I think I've mentioned before that plurals in English can be sort of confusing, because of a number of factors. One is that we borrow wholesale from other languages. The second is that we may or may not borrow the plural form of a noun. Or, what is worse, we may borrow the traditional plural and then gradually trade it for our English s plural, so that for a time a noun may have two plural forms. The plural of cactus was (and still may be in some places) cacti. Other charmers are hippopotami (true!) and stadia (plural of stadium). A cherub is an angel. So is a seraph. The plurals were cherubim and seraphim, but now mostly cherubs and seraphs. But what about a noun like haitus? What's the plural here? Haiti (or is that the country)? Or Quietus? The fact is that I've never encountered the plurals of those two words, and without looking them up, which I am too lazy to do, I guess I'll never know.
The comedian Shelly Berman once did a bit in which he discussed the problem plurals. He came up with kleenex/kleenices; goof/geef; stewardess/stewardi; and my favorite, the plural jacki.

Wednesday, February 18, 2009

Vowels

Vowels are the troublemakers of the linguistic world. Consonants stay pretty much constant (Not completely true, as German speakers, for instance, have two versions of our "l," and we have three different versions of "p"). Vowels are made by activating the vocal chords, and varying the shape of the oral cavity as the air rushes through it.

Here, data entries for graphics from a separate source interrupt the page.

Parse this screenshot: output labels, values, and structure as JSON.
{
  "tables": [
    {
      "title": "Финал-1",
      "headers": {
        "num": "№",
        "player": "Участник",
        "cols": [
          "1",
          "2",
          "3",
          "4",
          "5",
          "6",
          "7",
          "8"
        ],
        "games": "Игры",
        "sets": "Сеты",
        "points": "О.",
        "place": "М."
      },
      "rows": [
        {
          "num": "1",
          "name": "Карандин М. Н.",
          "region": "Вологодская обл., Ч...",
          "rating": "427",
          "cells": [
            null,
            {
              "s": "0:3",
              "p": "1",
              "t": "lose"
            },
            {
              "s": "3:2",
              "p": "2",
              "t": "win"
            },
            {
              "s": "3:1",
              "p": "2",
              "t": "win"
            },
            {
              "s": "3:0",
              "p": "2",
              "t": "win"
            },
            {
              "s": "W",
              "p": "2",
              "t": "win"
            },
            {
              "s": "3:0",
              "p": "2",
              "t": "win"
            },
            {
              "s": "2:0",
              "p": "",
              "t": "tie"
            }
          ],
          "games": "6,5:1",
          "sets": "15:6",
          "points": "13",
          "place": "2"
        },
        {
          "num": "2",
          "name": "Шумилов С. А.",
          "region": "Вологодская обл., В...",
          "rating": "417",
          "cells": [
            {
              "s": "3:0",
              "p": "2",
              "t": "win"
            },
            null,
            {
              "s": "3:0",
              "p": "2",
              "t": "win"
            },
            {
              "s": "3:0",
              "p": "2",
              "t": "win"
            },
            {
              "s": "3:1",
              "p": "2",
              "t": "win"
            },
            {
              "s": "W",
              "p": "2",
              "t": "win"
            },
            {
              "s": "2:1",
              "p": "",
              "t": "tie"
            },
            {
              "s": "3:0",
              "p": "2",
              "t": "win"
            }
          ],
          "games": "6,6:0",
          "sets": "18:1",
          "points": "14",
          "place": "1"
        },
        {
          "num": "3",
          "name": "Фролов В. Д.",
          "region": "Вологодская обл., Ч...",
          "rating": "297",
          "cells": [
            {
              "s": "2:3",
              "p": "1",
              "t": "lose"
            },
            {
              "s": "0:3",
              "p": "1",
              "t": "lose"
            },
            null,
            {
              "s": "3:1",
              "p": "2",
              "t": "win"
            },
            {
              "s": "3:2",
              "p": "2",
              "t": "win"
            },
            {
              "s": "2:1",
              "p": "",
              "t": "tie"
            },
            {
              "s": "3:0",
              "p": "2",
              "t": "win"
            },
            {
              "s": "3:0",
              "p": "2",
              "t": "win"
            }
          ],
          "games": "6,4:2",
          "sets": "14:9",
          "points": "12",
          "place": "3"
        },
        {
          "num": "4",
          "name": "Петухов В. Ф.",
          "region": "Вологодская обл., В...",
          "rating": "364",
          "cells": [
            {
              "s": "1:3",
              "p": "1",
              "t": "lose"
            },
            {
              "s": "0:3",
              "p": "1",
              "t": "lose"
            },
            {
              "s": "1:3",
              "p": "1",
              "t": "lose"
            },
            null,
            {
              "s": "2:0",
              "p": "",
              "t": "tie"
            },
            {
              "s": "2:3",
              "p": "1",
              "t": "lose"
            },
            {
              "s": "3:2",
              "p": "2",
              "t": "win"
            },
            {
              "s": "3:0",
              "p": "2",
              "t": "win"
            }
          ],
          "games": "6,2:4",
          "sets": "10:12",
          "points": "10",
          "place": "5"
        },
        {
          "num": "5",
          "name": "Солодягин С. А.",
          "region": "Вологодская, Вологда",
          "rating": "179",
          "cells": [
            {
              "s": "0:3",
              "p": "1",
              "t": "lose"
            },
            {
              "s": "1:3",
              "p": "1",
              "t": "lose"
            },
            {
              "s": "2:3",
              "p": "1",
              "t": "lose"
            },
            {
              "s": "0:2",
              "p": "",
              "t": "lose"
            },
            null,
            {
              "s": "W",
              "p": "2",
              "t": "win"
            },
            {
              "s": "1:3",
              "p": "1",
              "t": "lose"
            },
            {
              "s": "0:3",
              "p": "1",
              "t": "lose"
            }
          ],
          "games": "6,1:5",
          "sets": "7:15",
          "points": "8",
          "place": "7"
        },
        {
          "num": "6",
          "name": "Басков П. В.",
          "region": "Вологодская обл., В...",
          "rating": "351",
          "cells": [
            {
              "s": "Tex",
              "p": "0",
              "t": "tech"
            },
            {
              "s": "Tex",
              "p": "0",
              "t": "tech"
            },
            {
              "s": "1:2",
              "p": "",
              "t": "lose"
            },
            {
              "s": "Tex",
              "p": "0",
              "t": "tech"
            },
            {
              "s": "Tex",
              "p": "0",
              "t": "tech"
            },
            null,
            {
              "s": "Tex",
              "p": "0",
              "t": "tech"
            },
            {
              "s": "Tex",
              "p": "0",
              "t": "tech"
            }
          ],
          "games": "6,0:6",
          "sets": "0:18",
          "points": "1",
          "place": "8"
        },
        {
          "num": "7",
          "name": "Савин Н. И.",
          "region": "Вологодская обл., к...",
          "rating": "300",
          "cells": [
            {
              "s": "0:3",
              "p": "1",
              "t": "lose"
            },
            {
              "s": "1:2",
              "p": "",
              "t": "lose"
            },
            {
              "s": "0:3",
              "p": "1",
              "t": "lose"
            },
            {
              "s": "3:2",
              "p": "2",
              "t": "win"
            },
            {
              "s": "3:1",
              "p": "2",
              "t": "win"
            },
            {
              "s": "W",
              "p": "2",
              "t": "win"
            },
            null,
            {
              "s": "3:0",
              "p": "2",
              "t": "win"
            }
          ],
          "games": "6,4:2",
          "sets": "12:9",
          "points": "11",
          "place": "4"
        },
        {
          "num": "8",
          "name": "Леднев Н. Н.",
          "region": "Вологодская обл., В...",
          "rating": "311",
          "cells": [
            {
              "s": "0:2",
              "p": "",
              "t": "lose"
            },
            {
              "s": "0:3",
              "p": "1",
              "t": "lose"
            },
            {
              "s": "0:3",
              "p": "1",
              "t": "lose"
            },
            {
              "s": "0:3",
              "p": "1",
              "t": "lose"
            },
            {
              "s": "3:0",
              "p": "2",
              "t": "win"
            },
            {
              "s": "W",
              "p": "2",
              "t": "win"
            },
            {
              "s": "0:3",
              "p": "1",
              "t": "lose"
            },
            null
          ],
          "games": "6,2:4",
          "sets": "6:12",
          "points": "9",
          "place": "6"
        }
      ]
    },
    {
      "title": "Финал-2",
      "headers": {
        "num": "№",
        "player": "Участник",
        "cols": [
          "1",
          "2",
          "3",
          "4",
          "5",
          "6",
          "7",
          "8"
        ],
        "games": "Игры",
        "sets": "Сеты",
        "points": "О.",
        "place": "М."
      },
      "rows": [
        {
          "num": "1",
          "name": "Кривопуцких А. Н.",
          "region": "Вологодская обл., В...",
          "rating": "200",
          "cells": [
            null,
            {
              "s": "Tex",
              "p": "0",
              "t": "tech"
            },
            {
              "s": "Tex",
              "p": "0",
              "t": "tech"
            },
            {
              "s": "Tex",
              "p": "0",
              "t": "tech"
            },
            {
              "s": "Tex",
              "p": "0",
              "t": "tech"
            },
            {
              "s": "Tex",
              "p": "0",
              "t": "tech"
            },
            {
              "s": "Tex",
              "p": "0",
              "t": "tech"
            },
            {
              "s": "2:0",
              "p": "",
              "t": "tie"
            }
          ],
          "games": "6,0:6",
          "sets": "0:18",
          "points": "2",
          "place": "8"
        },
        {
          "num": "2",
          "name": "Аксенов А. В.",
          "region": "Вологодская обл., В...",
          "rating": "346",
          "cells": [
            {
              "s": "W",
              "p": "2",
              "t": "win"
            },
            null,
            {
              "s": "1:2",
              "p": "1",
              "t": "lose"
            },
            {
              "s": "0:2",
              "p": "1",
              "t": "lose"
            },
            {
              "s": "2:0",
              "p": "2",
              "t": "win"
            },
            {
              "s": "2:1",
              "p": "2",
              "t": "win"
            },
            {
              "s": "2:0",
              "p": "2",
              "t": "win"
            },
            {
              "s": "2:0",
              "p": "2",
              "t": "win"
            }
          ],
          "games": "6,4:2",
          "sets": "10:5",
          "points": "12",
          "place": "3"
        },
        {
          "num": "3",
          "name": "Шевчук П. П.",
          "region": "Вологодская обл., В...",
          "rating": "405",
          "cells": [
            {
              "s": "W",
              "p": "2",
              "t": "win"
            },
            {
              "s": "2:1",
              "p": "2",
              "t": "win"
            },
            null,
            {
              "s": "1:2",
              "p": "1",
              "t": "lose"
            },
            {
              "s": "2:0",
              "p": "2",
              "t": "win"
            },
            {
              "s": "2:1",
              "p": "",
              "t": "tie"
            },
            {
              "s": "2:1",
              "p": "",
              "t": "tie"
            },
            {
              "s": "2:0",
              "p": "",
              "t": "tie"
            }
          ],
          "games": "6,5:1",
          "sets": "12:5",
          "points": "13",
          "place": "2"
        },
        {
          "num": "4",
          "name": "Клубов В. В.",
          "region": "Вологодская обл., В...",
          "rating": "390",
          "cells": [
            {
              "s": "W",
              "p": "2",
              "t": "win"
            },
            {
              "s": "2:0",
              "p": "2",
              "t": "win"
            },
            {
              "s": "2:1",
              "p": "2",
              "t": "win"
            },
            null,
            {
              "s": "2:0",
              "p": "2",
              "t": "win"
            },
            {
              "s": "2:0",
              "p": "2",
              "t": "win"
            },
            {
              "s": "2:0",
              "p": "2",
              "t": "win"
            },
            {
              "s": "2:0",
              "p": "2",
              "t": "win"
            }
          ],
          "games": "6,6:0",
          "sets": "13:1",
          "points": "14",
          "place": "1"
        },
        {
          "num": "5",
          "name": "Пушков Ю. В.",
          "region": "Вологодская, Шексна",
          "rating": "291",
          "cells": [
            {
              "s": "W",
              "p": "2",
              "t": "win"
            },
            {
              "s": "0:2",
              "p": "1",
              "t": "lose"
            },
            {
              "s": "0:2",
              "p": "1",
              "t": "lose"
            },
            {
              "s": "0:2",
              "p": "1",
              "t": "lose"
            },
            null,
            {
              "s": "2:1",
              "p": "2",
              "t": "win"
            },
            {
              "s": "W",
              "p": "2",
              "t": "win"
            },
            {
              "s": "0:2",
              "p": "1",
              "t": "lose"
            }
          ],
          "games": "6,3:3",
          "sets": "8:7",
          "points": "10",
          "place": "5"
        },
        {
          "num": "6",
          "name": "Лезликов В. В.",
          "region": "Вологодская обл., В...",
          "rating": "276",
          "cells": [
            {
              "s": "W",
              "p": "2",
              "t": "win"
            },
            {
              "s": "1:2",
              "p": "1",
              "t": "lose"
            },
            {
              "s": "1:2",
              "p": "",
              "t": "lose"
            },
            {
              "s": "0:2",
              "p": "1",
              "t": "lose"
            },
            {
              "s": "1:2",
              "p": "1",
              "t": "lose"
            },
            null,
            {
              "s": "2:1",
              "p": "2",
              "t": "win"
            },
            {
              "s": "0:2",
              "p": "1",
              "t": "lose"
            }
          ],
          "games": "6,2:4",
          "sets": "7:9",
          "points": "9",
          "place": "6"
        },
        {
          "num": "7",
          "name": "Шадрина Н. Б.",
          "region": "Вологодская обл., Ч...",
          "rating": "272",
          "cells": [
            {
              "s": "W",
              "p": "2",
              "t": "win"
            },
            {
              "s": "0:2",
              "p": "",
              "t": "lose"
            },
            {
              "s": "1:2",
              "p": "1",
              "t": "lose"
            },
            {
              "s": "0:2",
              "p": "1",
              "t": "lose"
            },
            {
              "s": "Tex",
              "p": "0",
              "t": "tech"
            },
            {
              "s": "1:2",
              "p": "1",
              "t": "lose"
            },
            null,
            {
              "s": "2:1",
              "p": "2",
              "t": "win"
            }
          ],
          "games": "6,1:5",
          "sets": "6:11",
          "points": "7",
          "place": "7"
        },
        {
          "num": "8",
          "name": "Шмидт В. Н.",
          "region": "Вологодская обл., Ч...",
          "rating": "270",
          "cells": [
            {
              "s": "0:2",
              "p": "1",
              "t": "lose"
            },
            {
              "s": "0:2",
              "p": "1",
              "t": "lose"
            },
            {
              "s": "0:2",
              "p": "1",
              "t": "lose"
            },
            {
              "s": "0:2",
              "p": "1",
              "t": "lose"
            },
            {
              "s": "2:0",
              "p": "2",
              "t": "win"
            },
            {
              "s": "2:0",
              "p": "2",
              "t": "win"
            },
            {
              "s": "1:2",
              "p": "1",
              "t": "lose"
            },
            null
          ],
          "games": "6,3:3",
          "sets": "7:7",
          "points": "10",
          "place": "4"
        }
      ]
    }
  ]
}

This gives lots of room for tinkering.
Now, vowel sounds can differ dramatically from person to person, depending on a number of factors. There's even a song about it: "I say potayto, you say patahto..." But there's an interesting subset of vowel sounds that I find intriguing simply because they are so subtle that we might not even notice them. The word roof, for instance. It can be pronounced ruff or roof. The word caught can be pronounced cot or cawt. There's an international phonetic alphabet which was developed to catch these differences, but it's quite cumbersome and a pain in the neck to learn.
The point, though, is that the differences are there, and have some interesting consequences. Where I live, for instance, people don't differentiate between the vowel sounds in pin and pen, sale and sell. Here's the good part. If you don't differentiate in your own speech, you will probably not recognize the difference in the speech of others, who do. So, I am used to seeing signs that say, "For sell."
Does this mean that the people who don't make the distinction are tone deaf? Not at all. Does it mean that they are linguistically challenged? Again, not at all. It's just that their dialect has conflated some sets of sounds. Just normal language behavior.